With such a persistent trend, surely traders have made fortunes? It should be a trader’s dream. But this is not the case. Paradoxically, the S&P has been a tough market for profits.

Traders trade the markets. They do not buy and hold; they buy to sell.

Most often, traders complete several trades or round-turns in a day. Here lays the problem; the trend is only there for overnight position holders – not for day traders.

Bespoke Investment Group recently released a study in which they stated something that many investors will find confusing, disappointing, or both. Since 1993, only one of the S&P 500’s gains has occurred during the primary trading day.

They specifically stated that purchasing the S&P 500 ETF (SPY) SPY +1.2 per cent at the open and selling it at the close each day (so you only hold it during the trading day) produced a cumulative return of -13.9 per cent (that’s a minus sign, and it’s over 27 years).

Purchasing SPY at the close of the session and selling it at the following session open produced a return of … wait for it … +634.2 per cent!

The ramifications for stock market investors can be substantial. You go to bed with the value of your portfolio at $100, and when the market opens the following day at 9:30 a.m. EST, it is no longer $100.

Who is responsible for the overnight effect?

Many private investors believe there is a conspiracy to stop them from participating in the real moves of the market. However, the evil hedge funds are not behind this.

It is a fact that when the US stock market closes at 4 p.m. EST one day and does not reopen until 9:30 a.m. the following day, stock prices do not necessarily remain stationary.

Each day, the market closes at 4:00 p.m. However, the S&P 500 ‘futures’ market remains active for most of the 24-hour period. Futures are also available for several other major indices.

The US stock futures market is only closed on Friday night and reopens at 6 p.m. EST on Sunday. It is a five-day continuous market.

What happens at night, when only futures are open (they are also open during the trading day)?

The S&P 500’s price is set by participants in the futures market, which is frequently very thinly traded until close to market open each day.

This is determined by supply and demand, news, and a variety of other factors that affect the market during a typical trading day.

All of that ‘noise’ generated during the 6 1/2 hours of daily market activity has amounted to nearly nothing over the last 27 years.

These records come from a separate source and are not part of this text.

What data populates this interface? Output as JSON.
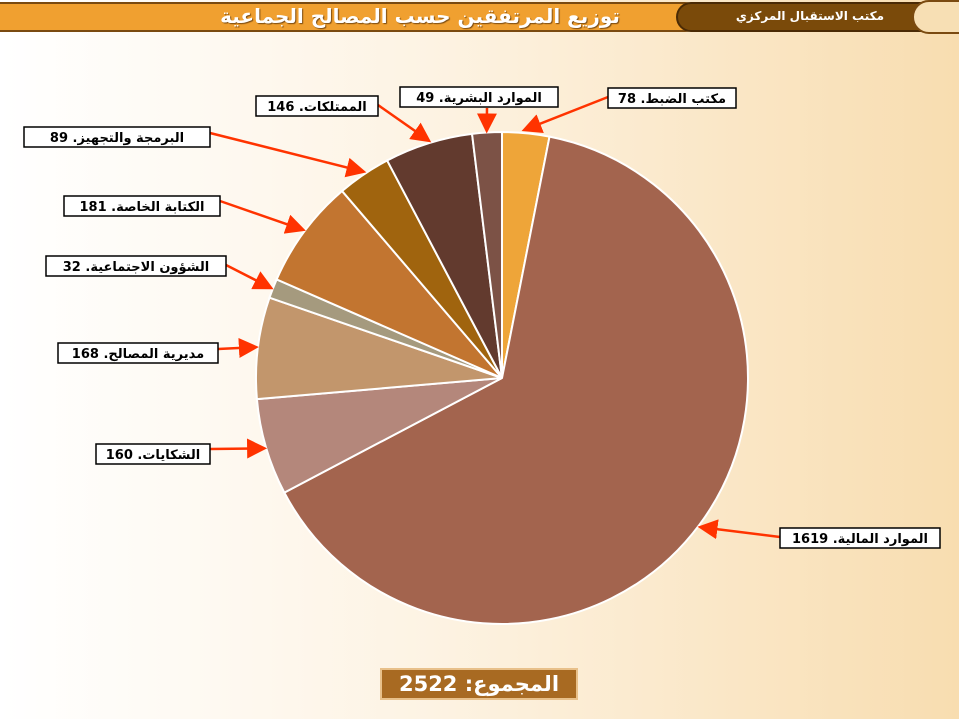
{
  "header": {
    "title": "توزيع المرتفقين حسب المصالح الجماعية",
    "office": "مكتب الاستقبال المركزي"
  },
  "total_label": "المجموع: 2522",
  "chart_data": {
    "type": "pie",
    "slices": [
      {
        "name": "مكتب الضبط",
        "value": 78,
        "label": "مكتب الضبط. 78",
        "color": "#eea539"
      },
      {
        "name": "الموارد المالية",
        "value": 1619,
        "label": "الموارد المالية. 1619",
        "color": "#a3644e"
      },
      {
        "name": "الشكايات",
        "value": 160,
        "label": "الشكايات. 160",
        "color": "#b4877b"
      },
      {
        "name": "مديرية المصالح",
        "value": 168,
        "label": "مديرية المصالح. 168",
        "color": "#c2966c"
      },
      {
        "name": "الشؤون الاجتماعية",
        "value": 32,
        "label": "الشؤون الاجتماعية. 32",
        "color": "#a59a7e"
      },
      {
        "name": "الكتابة الخاصة",
        "value": 181,
        "label": "الكتابة الخاصة. 181",
        "color": "#c27530"
      },
      {
        "name": "البرمجة والتجهيز",
        "value": 89,
        "label": "البرمجة والتجهيز. 89",
        "color": "#a0640e"
      },
      {
        "name": "الممتلكات",
        "value": 146,
        "label": "الممتلكات. 146",
        "color": "#623a2e"
      },
      {
        "name": "الموارد البشرية",
        "value": 49,
        "label": "الموارد البشرية. 49",
        "color": "#7c5246"
      }
    ],
    "leader_color": "#ff3300"
  }
}
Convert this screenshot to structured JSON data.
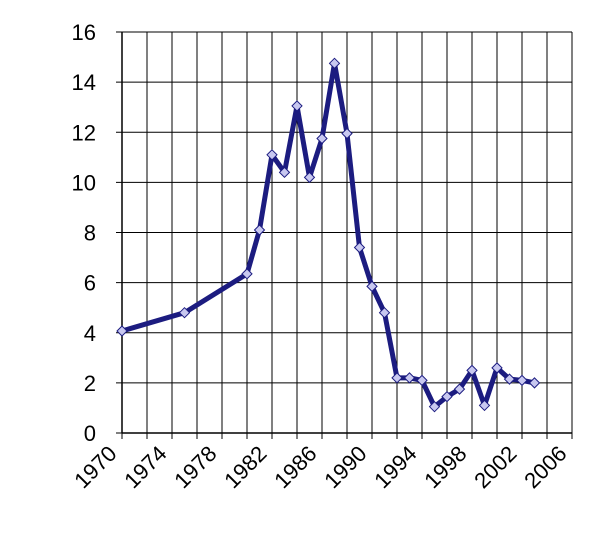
{
  "chart_data": {
    "type": "line",
    "x": [
      1970,
      1975,
      1980,
      1981,
      1982,
      1983,
      1984,
      1985,
      1986,
      1987,
      1988,
      1989,
      1990,
      1991,
      1992,
      1993,
      1994,
      1995,
      1996,
      1997,
      1998,
      1999,
      2000,
      2001,
      2002,
      2003
    ],
    "series": [
      {
        "color": "#1c1c80",
        "marker_color": "#c8c8f0",
        "values": [
          4.07,
          4.8,
          6.35,
          8.1,
          11.1,
          10.4,
          13.05,
          10.2,
          11.75,
          14.75,
          11.95,
          7.4,
          5.85,
          4.8,
          2.2,
          2.2,
          2.1,
          1.05,
          1.45,
          1.75,
          2.5,
          1.1,
          2.6,
          2.15,
          2.1,
          2.0
        ]
      }
    ],
    "xlim": [
      1970,
      2006
    ],
    "xticks": [
      1970,
      1974,
      1978,
      1982,
      1986,
      1990,
      1994,
      1998,
      2002,
      2006
    ],
    "ylim": [
      0,
      16
    ],
    "yticks": [
      0,
      2,
      4,
      6,
      8,
      10,
      12,
      14,
      16
    ],
    "grid": true
  }
}
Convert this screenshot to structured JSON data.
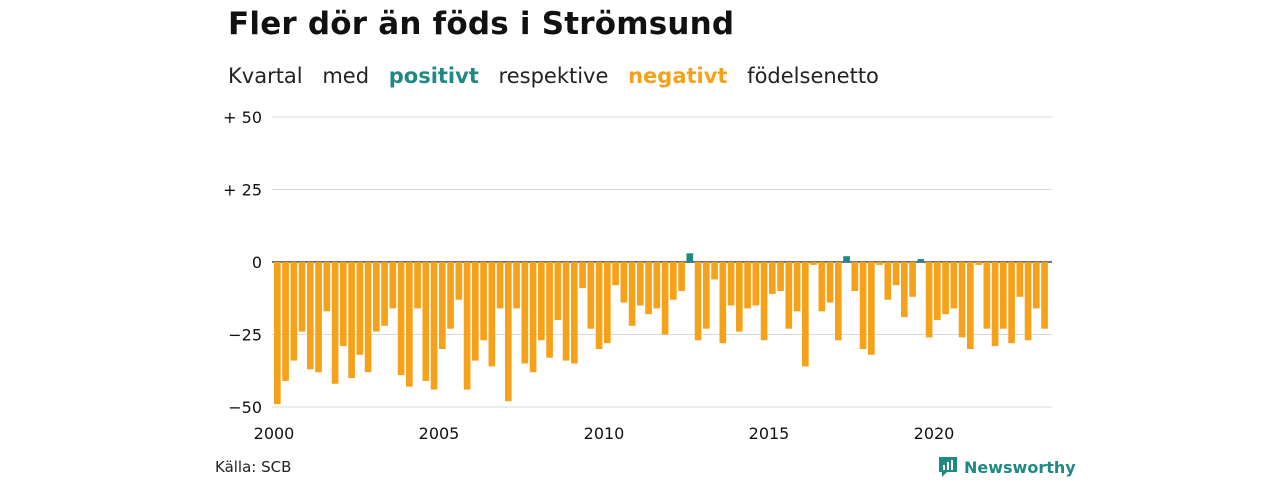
{
  "title": "Fler dör än föds i Strömsund",
  "subtitle": {
    "part1": "Kvartal",
    "part2": "med",
    "positive_word": "positivt",
    "part3": "respektive",
    "negative_word": "negativt",
    "part4": "födelsenetto"
  },
  "colors": {
    "positive": "#1f8a84",
    "negative": "#f5a21a",
    "grid": "#d9d9d9"
  },
  "source": "Källa: SCB",
  "brand": {
    "name": "Newsworthy",
    "icon": "newsworthy-logo-icon"
  },
  "chart_data": {
    "type": "bar",
    "x_start": "2000-Q1",
    "frequency": "quarterly",
    "ylim": [
      -50,
      50
    ],
    "y_ticks": [
      50,
      25,
      0,
      -25,
      -50
    ],
    "y_tick_labels": [
      "+ 50",
      "+ 25",
      "0",
      "−25",
      "−50"
    ],
    "x_ticks": [
      2000,
      2005,
      2010,
      2015,
      2020
    ],
    "x_tick_labels": [
      "2000",
      "2005",
      "2010",
      "2015",
      "2020"
    ],
    "grid": true,
    "values": [
      -49,
      -41,
      -34,
      -24,
      -37,
      -38,
      -17,
      -42,
      -29,
      -40,
      -32,
      -38,
      -24,
      -22,
      -16,
      -39,
      -43,
      -16,
      -41,
      -44,
      -30,
      -23,
      -13,
      -44,
      -34,
      -27,
      -36,
      -16,
      -48,
      -16,
      -35,
      -38,
      -27,
      -33,
      -20,
      -34,
      -35,
      -9,
      -23,
      -30,
      -28,
      -8,
      -14,
      -22,
      -15,
      -18,
      -16,
      -25,
      -13,
      -10,
      3,
      -27,
      -23,
      -6,
      -28,
      -15,
      -24,
      -16,
      -15,
      -27,
      -11,
      -10,
      -23,
      -17,
      -36,
      -1,
      -17,
      -14,
      -27,
      2,
      -10,
      -30,
      -32,
      -1,
      -13,
      -8,
      -19,
      -12,
      1,
      -26,
      -20,
      -18,
      -16,
      -26,
      -30,
      -1,
      -23,
      -29,
      -23,
      -28,
      -12,
      -27,
      -16,
      -23
    ]
  }
}
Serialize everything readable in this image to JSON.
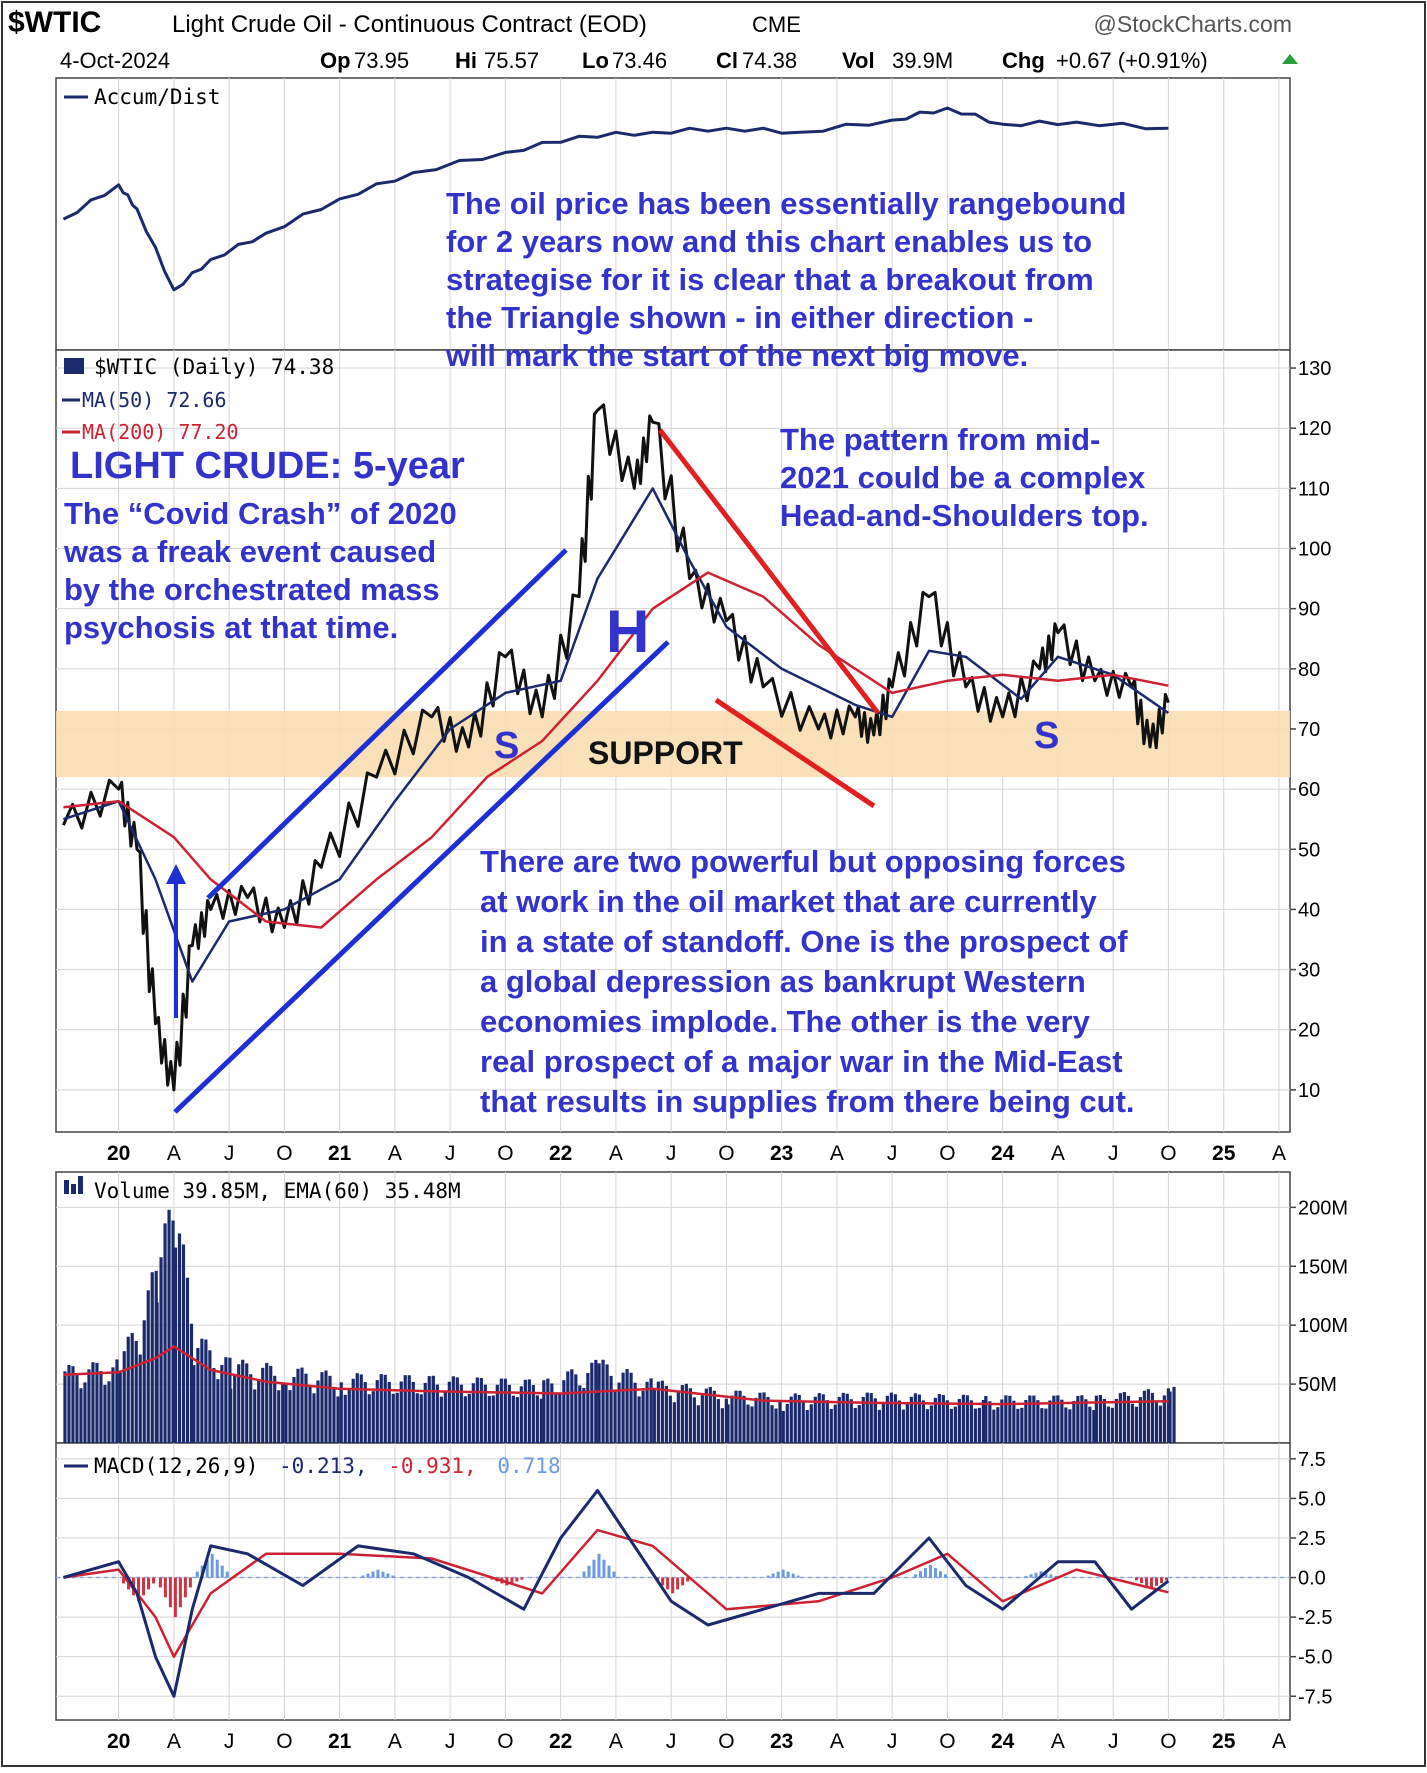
{
  "header": {
    "symbol": "$WTIC",
    "title": "Light Crude Oil - Continuous Contract (EOD)",
    "exchange": "CME",
    "source": "@StockCharts.com",
    "date": "4-Oct-2024",
    "op_label": "Op",
    "op": "73.95",
    "hi_label": "Hi",
    "hi": "75.57",
    "lo_label": "Lo",
    "lo": "73.46",
    "cl_label": "Cl",
    "cl": "74.38",
    "vol_label": "Vol",
    "vol": "39.9M",
    "chg_label": "Chg",
    "chg": "+0.67 (+0.91%)"
  },
  "colors": {
    "navy": "#1a2a6c",
    "red": "#cc2233",
    "annotation": "#3333cc",
    "support_band": "#f9ddb0",
    "trend_blue": "#1f2fd6",
    "trend_red": "#e02020"
  },
  "legends": {
    "accum": "Accum/Dist",
    "price": "$WTIC (Daily) 74.38",
    "ma50": "MA(50) 72.66",
    "ma200": "MA(200) 77.20",
    "volume": "Volume 39.85M, EMA(60) 35.48M",
    "macd_prefix": "MACD(12,26,9)",
    "macd_v1": "-0.213,",
    "macd_v2": "-0.931,",
    "macd_v3": "0.718"
  },
  "annotations": {
    "top_box": [
      "The oil price has been essentially rangebound",
      "for 2 years now and this chart enables us to",
      "strategise for it is clear that a breakout from",
      "the Triangle shown - in either direction -",
      "will mark the start of the next big move."
    ],
    "light_crude": "LIGHT CRUDE: 5-year",
    "covid": [
      "The “Covid Crash” of 2020",
      "was a freak event caused",
      "by the orchestrated mass",
      "psychosis at that time."
    ],
    "pattern": [
      "The pattern from mid-",
      "2021 could be a complex",
      "Head-and-Shoulders top."
    ],
    "forces": [
      "There are two powerful but opposing forces",
      "at work in the oil market that are currently",
      "in a state of standoff. One is the prospect of",
      "a global depression as bankrupt Western",
      "economies implode. The other is the very",
      "real prospect of a major war in the Mid-East",
      "that results in supplies from there being cut."
    ],
    "h": "H",
    "s_left": "S",
    "s_right": "S",
    "support": "SUPPORT"
  },
  "chart_data": [
    {
      "type": "line",
      "panel": "accumulation-distribution",
      "series": [
        {
          "name": "Accum/Dist",
          "x": [
            "2019-10",
            "2020-01",
            "2020-02",
            "2020-04",
            "2020-06",
            "2020-09",
            "2021-01",
            "2021-05",
            "2021-10",
            "2022-02",
            "2022-06",
            "2022-10",
            "2023-02",
            "2023-07",
            "2023-10",
            "2024-01",
            "2024-05",
            "2024-10"
          ],
          "values": [
            0.45,
            0.62,
            0.5,
            0.1,
            0.25,
            0.38,
            0.55,
            0.68,
            0.78,
            0.86,
            0.88,
            0.9,
            0.88,
            0.94,
            1.0,
            0.92,
            0.93,
            0.9
          ]
        }
      ]
    },
    {
      "type": "line",
      "panel": "price",
      "x_ticks": [
        "20",
        "A",
        "J",
        "O",
        "21",
        "A",
        "J",
        "O",
        "22",
        "A",
        "J",
        "O",
        "23",
        "A",
        "J",
        "O",
        "24",
        "A",
        "J",
        "O",
        "25",
        "A"
      ],
      "y_ticks": [
        130,
        120,
        110,
        100,
        90,
        80,
        70,
        60,
        50,
        40,
        30,
        20,
        10
      ],
      "ylim": [
        3,
        133
      ],
      "support_band": [
        62,
        73
      ],
      "series": [
        {
          "name": "$WTIC",
          "x": [
            "2019-10",
            "2020-01",
            "2020-02",
            "2020-03",
            "2020-04",
            "2020-05",
            "2020-06",
            "2020-08",
            "2020-10",
            "2020-12",
            "2021-03",
            "2021-06",
            "2021-08",
            "2021-10",
            "2021-12",
            "2022-02",
            "2022-03",
            "2022-05",
            "2022-06",
            "2022-08",
            "2022-10",
            "2022-12",
            "2023-03",
            "2023-05",
            "2023-06",
            "2023-07",
            "2023-09",
            "2023-11",
            "2024-01",
            "2024-03",
            "2024-04",
            "2024-06",
            "2024-08",
            "2024-09",
            "2024-10"
          ],
          "values": [
            54,
            60,
            50,
            21,
            10,
            34,
            40,
            42,
            37,
            47,
            62,
            72,
            67,
            82,
            72,
            92,
            123,
            110,
            121,
            95,
            88,
            77,
            70,
            72,
            69,
            77,
            92,
            77,
            72,
            80,
            86,
            78,
            77,
            67,
            74.38
          ]
        },
        {
          "name": "MA(50) 72.66",
          "x": [
            "2019-10",
            "2020-01",
            "2020-03",
            "2020-05",
            "2020-07",
            "2020-10",
            "2021-01",
            "2021-04",
            "2021-07",
            "2021-10",
            "2022-01",
            "2022-03",
            "2022-06",
            "2022-08",
            "2022-10",
            "2023-01",
            "2023-05",
            "2023-07",
            "2023-09",
            "2023-11",
            "2024-02",
            "2024-04",
            "2024-07",
            "2024-10"
          ],
          "values": [
            55,
            58,
            45,
            28,
            38,
            40,
            45,
            58,
            70,
            76,
            78,
            95,
            110,
            98,
            87,
            80,
            74,
            72,
            83,
            82,
            75,
            82,
            79,
            72.66
          ]
        },
        {
          "name": "MA(200) 77.20",
          "x": [
            "2019-10",
            "2020-01",
            "2020-04",
            "2020-06",
            "2020-09",
            "2020-12",
            "2021-03",
            "2021-06",
            "2021-09",
            "2021-12",
            "2022-03",
            "2022-06",
            "2022-09",
            "2022-12",
            "2023-03",
            "2023-07",
            "2023-10",
            "2024-01",
            "2024-04",
            "2024-07",
            "2024-10"
          ],
          "values": [
            57,
            58,
            52,
            45,
            38,
            37,
            45,
            52,
            62,
            68,
            78,
            90,
            96,
            92,
            84,
            76,
            78,
            79,
            78,
            79,
            77.2
          ]
        }
      ]
    },
    {
      "type": "bar",
      "panel": "volume",
      "y_ticks": [
        "200M",
        "150M",
        "100M",
        "50M"
      ],
      "ylim": [
        0,
        230
      ],
      "series": [
        {
          "name": "Volume",
          "x": [
            "2019-10",
            "2020-01",
            "2020-03",
            "2020-04",
            "2020-05",
            "2020-07",
            "2020-10",
            "2021-01",
            "2021-06",
            "2021-12",
            "2022-03",
            "2022-06",
            "2022-10",
            "2023-01",
            "2023-06",
            "2023-12",
            "2024-06",
            "2024-10"
          ],
          "values": [
            55,
            60,
            130,
            190,
            80,
            60,
            55,
            50,
            48,
            45,
            60,
            45,
            38,
            35,
            36,
            34,
            34,
            40
          ]
        },
        {
          "name": "EMA(60)",
          "x": [
            "2019-10",
            "2020-01",
            "2020-03",
            "2020-04",
            "2020-06",
            "2020-09",
            "2021-01",
            "2021-06",
            "2022-01",
            "2022-06",
            "2022-12",
            "2023-06",
            "2024-01",
            "2024-10"
          ],
          "values": [
            58,
            60,
            72,
            82,
            62,
            52,
            46,
            44,
            42,
            46,
            36,
            34,
            33,
            35.48
          ]
        }
      ]
    },
    {
      "type": "line",
      "panel": "macd",
      "y_ticks": [
        "7.5",
        "5.0",
        "2.5",
        "0.0",
        "-2.5",
        "-5.0",
        "-7.5"
      ],
      "ylim": [
        -9,
        8.5
      ],
      "series": [
        {
          "name": "MACD",
          "x": [
            "2019-10",
            "2020-01",
            "2020-02",
            "2020-03",
            "2020-04",
            "2020-05",
            "2020-06",
            "2020-08",
            "2020-11",
            "2021-02",
            "2021-05",
            "2021-08",
            "2021-11",
            "2022-01",
            "2022-03",
            "2022-05",
            "2022-07",
            "2022-09",
            "2022-12",
            "2023-03",
            "2023-06",
            "2023-09",
            "2023-11",
            "2024-01",
            "2024-04",
            "2024-06",
            "2024-08",
            "2024-10"
          ],
          "values": [
            0,
            1,
            -1,
            -5,
            -7.5,
            -2,
            2,
            1.5,
            -0.5,
            2,
            1.5,
            0,
            -2,
            2.5,
            5.5,
            2,
            -1.5,
            -3,
            -2,
            -1,
            -1,
            2.5,
            -0.5,
            -2,
            1,
            1,
            -2,
            -0.213
          ]
        },
        {
          "name": "Signal",
          "x": [
            "2019-10",
            "2020-01",
            "2020-03",
            "2020-04",
            "2020-06",
            "2020-09",
            "2021-01",
            "2021-06",
            "2021-12",
            "2022-03",
            "2022-06",
            "2022-10",
            "2023-03",
            "2023-07",
            "2023-10",
            "2024-01",
            "2024-05",
            "2024-10"
          ],
          "values": [
            0,
            0.5,
            -2.5,
            -5,
            -1,
            1.5,
            1.5,
            1.2,
            -1,
            3,
            2,
            -2,
            -1.5,
            0,
            1.5,
            -1.5,
            0.5,
            -0.931
          ]
        },
        {
          "name": "Histogram",
          "x": [
            "2020-02",
            "2020-04",
            "2020-06",
            "2021-03",
            "2021-10",
            "2022-03",
            "2022-07",
            "2023-01",
            "2023-09",
            "2024-03",
            "2024-09"
          ],
          "values": [
            -1.5,
            -2.5,
            1.5,
            0.5,
            -0.5,
            1.5,
            -1,
            0.5,
            0.8,
            0.4,
            -0.7
          ]
        }
      ]
    }
  ]
}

The market’s gains have occurred entirely overnight.

SPY Overnight Effect
SPY Overnight Effect

The chart above shows the Overnight Effect very clearly.

  • The red line represents the overnight accumulation (from the day’s close to the day’s open)
  • The green line represents the normal trading hours (NTH) accumulation (from the day’s open to the day’s close).
  • The grey line represents the accumulation of daily changes (previous close to close).

NTH did not contribute to the SPY total return until about March 2021.

Since the ETF’s inception, its overall contribution is only 36.4 points, compared to a contribution of 405.4 points for overnight positions.

All this is yet another reason why technical analysis is undervalued as a source of power in modern investing.

As futures traders have relied on technical analysis (charting) for decades, long before it gained popularity, it’s important to understand them and their thinking, even if you’re not a trader, especially if you are one.